Figure 5. Results of a bootstrapping analysis applied to the B3LYP contact density. Regression lines corresponding to bootstrap samples (1000 in each case) are coloured blue, their means are marked as black lines. The red bands represent 95% confidence intervals of prediction (assuming a normal distribution). (A) Result for all data points (i.e. excluding 9 and 10 , not shown). The histogram in the inset shows the (non-normal) distribution of function values for small values of the contact density. For the histogram, 10000 bootstrap samples were drawn. (B) Result for a data set that excludes data points 5 , 6 , 7 , and 8 (coloured gray) from the data set shown in (A).
For small values of the contact density, the ensemble of regression lines (blue) is skewed toward larger values of the isomer shift. This non-normal distribution of function values is illustrated in the inset (Figure 5A) and can be explained by the presence of the cluster of four data points to the very left of the calibration plot. Neglecting these four data points corresponding to complexes 5 , 6 ,7 and 8 changes the distribution of regression lines and their mean significantly (Figure 5B). Both intercept and slope (which are strongly correlated due to the large values of the contact density) decrease, which also decreases the ability to discriminate between predictions. In the absence of additional data points at intermediate to low contact densities, it is difficult to provide a conclusive answer as to which regression line is more reliable. Nevertheless, we consider the cluster of four data points a valuable addition to the data set for two reasons: (i) the complexes associated with this cluster (5 , 6 , 7 , and 8 ) have different structural motifs, providing an argument against a systematic bias; (ii) coefficients of linear regression models (intercept and slope) tend to be biased toward small absolute values (“regression toward the mean”130).

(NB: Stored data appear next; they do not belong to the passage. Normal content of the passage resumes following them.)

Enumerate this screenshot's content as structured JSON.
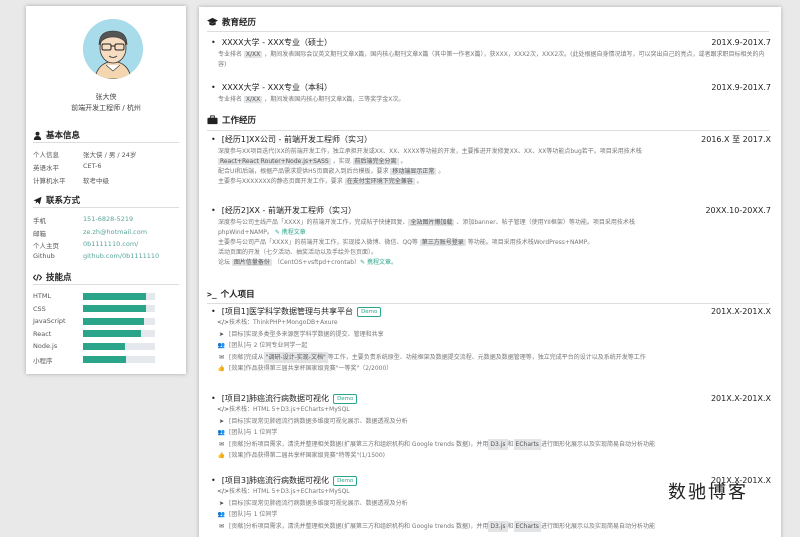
{
  "profile": {
    "name": "张大侠",
    "role": "前端开发工程师 / 杭州"
  },
  "sidebar": {
    "basic": {
      "title": "基本信息",
      "rows": [
        {
          "k": "个人信息",
          "v": "张大侠 / 男 / 24岁"
        },
        {
          "k": "英语水平",
          "v": "CET-6"
        },
        {
          "k": "计算机水平",
          "v": "软考中级"
        }
      ]
    },
    "contact": {
      "title": "联系方式",
      "rows": [
        {
          "k": "手机",
          "v": "151-6828-5219"
        },
        {
          "k": "邮箱",
          "v": "ze.zh@hotmail.com"
        },
        {
          "k": "个人主页",
          "v": "0b1111110.com/"
        },
        {
          "k": "Github",
          "v": "github.com/0b1111110"
        }
      ]
    },
    "skills": {
      "title": "技能点",
      "items": [
        {
          "name": "HTML",
          "level": 0.88
        },
        {
          "name": "CSS",
          "level": 0.88
        },
        {
          "name": "JavaScript",
          "level": 0.85
        },
        {
          "name": "React",
          "level": 0.8
        },
        {
          "name": "Node.js",
          "level": 0.58
        },
        {
          "name": "小程序",
          "level": 0.6
        }
      ]
    }
  },
  "education": {
    "title": "教育经历",
    "items": [
      {
        "title": "XXXX大学 - XXX专业（硕士）",
        "date": "201X.9-201X.7",
        "desc_a": "专业排名 ",
        "desc_hl": "X/XX",
        "desc_b": " ，期间发表国际会议英文期刊文章X篇，国内核心期刊文章X篇（其中第一作者X篇），获XXX，XXX2次，XXX2次。(此处根据自身情况填写，可以突出自己的亮点，或者跟求职目标相关的内容)"
      },
      {
        "title": "XXXX大学 - XXX专业（本科）",
        "date": "201X.9-201X.7",
        "desc_a": "专业排名 ",
        "desc_hl": "X/XX",
        "desc_b": " ，期间发表国内核心期刊文章X篇，三等奖学金X次。"
      }
    ]
  },
  "work": {
    "title": "工作经历",
    "items": [
      {
        "title": "[经历1]XX公司 - 前端开发工程师（实习）",
        "date": "2016.X 至 2017.X",
        "lines": [
          {
            "a": "深度参与XX项目迭代(XX的前端开发工作，独立承担开发或XX、XX、XXXX等功能的开发，主要推进开发修复XX、XX、XX等功能点bug若干。项目采用技术栈",
            "hl": "",
            "b": ""
          },
          {
            "a": "",
            "hl": "React+React Router+Node.js+SASS",
            "b": " ，实现 ",
            "hl2": "前后端完全分离",
            "c": " 。"
          },
          {
            "a": "配合UI和后端，根据产品需求提供H5页面嵌入到后台模板，要求 ",
            "hl": "移动端显示正常",
            "b": " 。"
          },
          {
            "a": "主要参与XXXXXXX的静态页面开发工作，要求 ",
            "hl": "在支付宝环境下完全兼容",
            "b": " 。"
          }
        ]
      },
      {
        "title": "[经历2]XX - 前端开发工程师（实习）",
        "date": "20XX.10-20XX.7",
        "lines": [
          {
            "a": "深度参与公司主线产品「XXXX」的前端开发工作，完成帖子快捷回复、",
            "hl": "全站图片懒加载",
            "b": " 、添加banner、帖子管理（使用YII框架）等功能。项目采用技术栈"
          },
          {
            "a": "phpWind+NAMP。",
            "hl": "",
            "b": "",
            "link": "✎ 携程文章"
          },
          {
            "a": "主要参与公司产品「XXXX」的前端开发工作，实现接入微博、微信、QQ等 ",
            "hl": "第三方账号登录",
            "b": " 等功能。项目采用技术栈WordPress+NAMP。"
          },
          {
            "a": "活动页面的开发（七夕活动、抽奖活动以及手绘外包页面）。",
            "hl": "",
            "b": ""
          },
          {
            "a": "论坛 ",
            "hl": "图片信量备份",
            "b": " （CentOS+vsftpd+crontab）",
            "link": "✎ 携程文章。"
          }
        ]
      }
    ]
  },
  "projects": {
    "title": "个人项目",
    "items": [
      {
        "title": "[项目1]医学科学数据管理与共享平台",
        "badge": "Demo",
        "date": "201X.X-201X.X",
        "lines": [
          {
            "icon": "code",
            "a": "技术栈：ThinkPHP+MongoDB+Axure"
          },
          {
            "icon": "send",
            "a": "[目标]实现多类型多来源医学科学数据的提交、管理和共享"
          },
          {
            "icon": "users",
            "a": "[团队]与 2 位同专业同学一起"
          },
          {
            "icon": "mail",
            "a": "[贡献]完成从 ",
            "hl": "\"调研-设计-实现-文档\"",
            "b": " 等工作，主要负责系统原型、功能框架及数据提交流程、元数据及数据管理等，独立完成平台的设计以及系统开发等工作"
          },
          {
            "icon": "thumb",
            "a": "[效果]作品获得第三届共享杯国家级竞赛\"一等奖\"（2/2000）"
          }
        ]
      },
      {
        "title": "[项目2]肺癌流行病数据可视化",
        "badge": "Demo",
        "date": "201X.X-201X.X",
        "lines": [
          {
            "icon": "code",
            "a": "技术栈：HTML 5+D3.js+ECharts+MySQL"
          },
          {
            "icon": "send",
            "a": "[目标]实现常见肺癌流行病数据多维度可视化展示、数据透视及分析"
          },
          {
            "icon": "users",
            "a": "[团队]与 1 位同学"
          },
          {
            "icon": "mail",
            "a": "[贡献]分析项目需求，清洗并整理相关数据(扩展第三方和组织机构和 Google trends 数据)，并用 ",
            "hl": "D3.js",
            "b": " 和 ",
            "hl2": "ECharts",
            "c": " 进行图形化展示以及实现简易自动分析功能"
          },
          {
            "icon": "thumb",
            "a": "[效果]作品获得第二届共享杯国家级竞赛\"特等奖\"(1/1500)"
          }
        ]
      },
      {
        "title": "[项目3]肺癌流行病数据可视化",
        "badge": "Demo",
        "date": "201X.X-201X.X",
        "lines": [
          {
            "icon": "code",
            "a": "技术栈：HTML 5+D3.js+ECharts+MySQL"
          },
          {
            "icon": "send",
            "a": "[目标]实现常见肺癌流行病数据多维度可视化展示、数据透视及分析"
          },
          {
            "icon": "users",
            "a": "[团队]与 1 位同学"
          },
          {
            "icon": "mail",
            "a": "[贡献]分析项目需求，清洗并整理相关数据(扩展第三方和组织机构和 Google trends 数据)，并用 ",
            "hl": "D3.js",
            "b": " 和 ",
            "hl2": "ECharts",
            "c": " 进行图形化展示以及实现简易自动分析功能"
          }
        ]
      }
    ]
  },
  "watermark": "数驰博客",
  "colors": {
    "accent": "#2aa58a",
    "highlight": "#e2e4e6"
  }
}
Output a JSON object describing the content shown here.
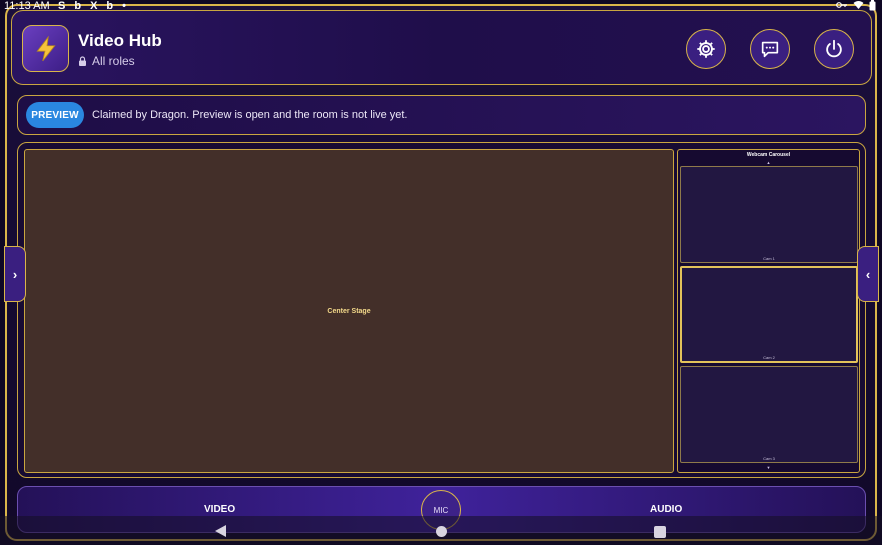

In an effort to future-proof the calibration presented here and the statistical analysis, we constructed a tool to include more data points, facilitating manifest statistical conclusions beyond the data reported here. To this end, an online database is set up (tinyurl.com/mbs-notebook), which is publicly accessible and open to submissions from other researchers. This database can be used in at least three ways:
  1. Obtaining a predicted isomer shift or quadrupole splitting including the associated uncertainty estimates simply by typing in thecomputed contact density or quadrupole splitting.
  2. Submitting reference data points for additional complexes to obtain more rigorous statistics; the data points will be reviewed by the authors.
  3. Obtaining complete statistical analyses by submitting new data sets computed with a different computational setup, e.g. different basis sets, solvation models, relativistic corrections, etc.; the data sets will be validated by the authors.
With this database, the authors provide a tool for the prediction and rigorous statistical analysis of computed Mössbauer parameters that will hopefully be of value for all researchers interested in the analysis of electronic structures with 57Fe Mössbauer spectroscopy.